I would like to format floating point values either to an arbitrary width or relative precision , while keeping the adaptive formatting of the {:g} formatting specifier. (Use scientific or normal notation, depending on the magnitude of the number)

Given:

import math               # Here is how the default (str) formatting displays these values

# Small values
long_small = 10**-16/3    # 3.3333333333333335e-17
short_small = 10**-16     # 1e-16

# Medium values
long_medium = math.pi     # 3.141592653589793
short_medium = 130.0      # 130.0

# Large values
long_large = 10.0**16 + 2 # 1.0000000000000002e+16
short_large = 10.0**16    # 1e+16

In the arbitrary width case, I would like to format these numbers as following (for example, width=8 ):

long_small    # 3.33e-17
short_small   # 1.00e-16
long_medium   # 3.141593
short_medium  # 130.0000
long_large    # 1.00e+16
short_large   # 1.00e+16

In the arbitrary relative precision case, I would like to format these numbers as following ( precision=8 ):

long_small    # 3.33333333e-17
short_small   # 1.00000000e-16
long_medium   # 3.14159265
short_medium  # 130.000000
long_large    # 1.00000000e+16
short_large   # 1.00000000e+16
  • {:N.Mf} isn't good enough, because I would like to keep the scientific notation formatting for very large and small numbers
  • {:N.Mg} and {:NM} aren't good enough, because they discard trailing zeros, also the "width" specifier pads with spaces, instead of adding digits
  • {:N.Me} always uses the scientific notation
  • any "clever hack", that uses >0 or <0 doesn't work, because it either adds leading zeroes, or adds zeroes after the mantissa
  • any "clever hack", that attempts to format with either {:f} or {:e} and attempts to either .replace(...) or [:fixed_width] the resulting string doesn't work, because of various edge cases, where it changes the number, cuts off the mantissa or the floating point ( . )

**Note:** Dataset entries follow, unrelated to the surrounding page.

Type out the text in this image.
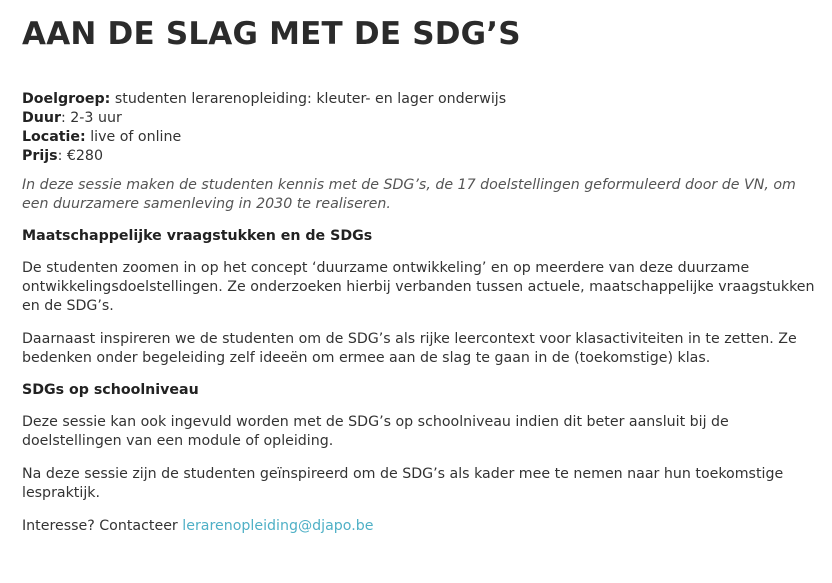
AAN DE SLAG MET DE SDG’S

Doelgroep: studenten lerarenopleiding: kleuter- en lager onderwijs

Duur: 2-3 uur

Locatie: live of online

Prijs: €280

In deze sessie maken de studenten kennis met de SDG’s, de 17 doelstellingen geformuleerd door de VN, om een duurzamere samenleving in 2030 te realiseren.

Maatschappelijke vraagstukken en de SDGs

De studenten zoomen in op het concept ‘duurzame ontwikkeling’ en op meerdere van deze duurzame ontwikkelingsdoelstellingen. Ze onderzoeken hierbij verbanden tussen actuele, maatschappelijke vraagstukken en de SDG’s.

Daarnaast inspireren we de studenten om de SDG’s als rijke leercontext voor klasactiviteiten in te zetten. Ze bedenken onder begeleiding zelf ideeën om ermee aan de slag te gaan in de (toekomstige) klas.

SDGs op schoolniveau

Deze sessie kan ook ingevuld worden met de SDG’s op schoolniveau indien dit beter aansluit bij de doelstellingen van een module of opleiding.

Na deze sessie zijn de studenten geïnspireerd om de SDG’s als kader mee te nemen naar hun toekomstige lespraktijk.

Interesse? Contacteer lerarenopleiding@djapo.be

Sigh. I think I found a solution, while I was writing the question, but I am not too happy with how it works.

The arbitrary relative precision part turned out to be quite easy. With a little bit of digging, I found the # formatting modifier in the docs. Which uses an "alternate form" form for the conversion (whatever that means).

So with {:#.9g} you can get what I called precision=8 . Unfortunately, it behaves a little weird, when the floating point dot ( . ) is at the end. For example, f"{10.0**8:#.9g}" yields 100000000. , where as I would prefer it to go straight to 1.00000000e+08 . But oh, well.

The arbitrary width part was a little bit harder. And in the end, the best I was able to come up with is:

def fmt_fixed_width(value, width):
    assert width >= 7
    result = "{:#.{}g}".format(value, width - 1) 
    if len(result) != width: 
        result = "{:#.{}g}".format(value, width - 1 + width - len(result)) 
    return result

Obviously, this is not the pretty, elegant solution I wished for. If somebody knows, how to get proper arbitrary width floating point formatting, please tell me.

You are using the formatting type, "g", which is closest to your requirements but it has some arbitrary hardcoded logic which does not match your logic. See here: https://docs.python.org/3.7/library/string.html#format-specification-mini-language

Specifically when it chooses to format as "f" or as "e".

Regarding the fixed width case, your criteria is very peculiar. For numbers, generally precision is considered, not the actual number of characters used for encoding. What you call "relative precision". There's no built in functionality for this, AFAIK.

I think it can be accomplished more easily than in your approach, though. Just use "f" for numbers >=1 and <10 and "e" for the rest.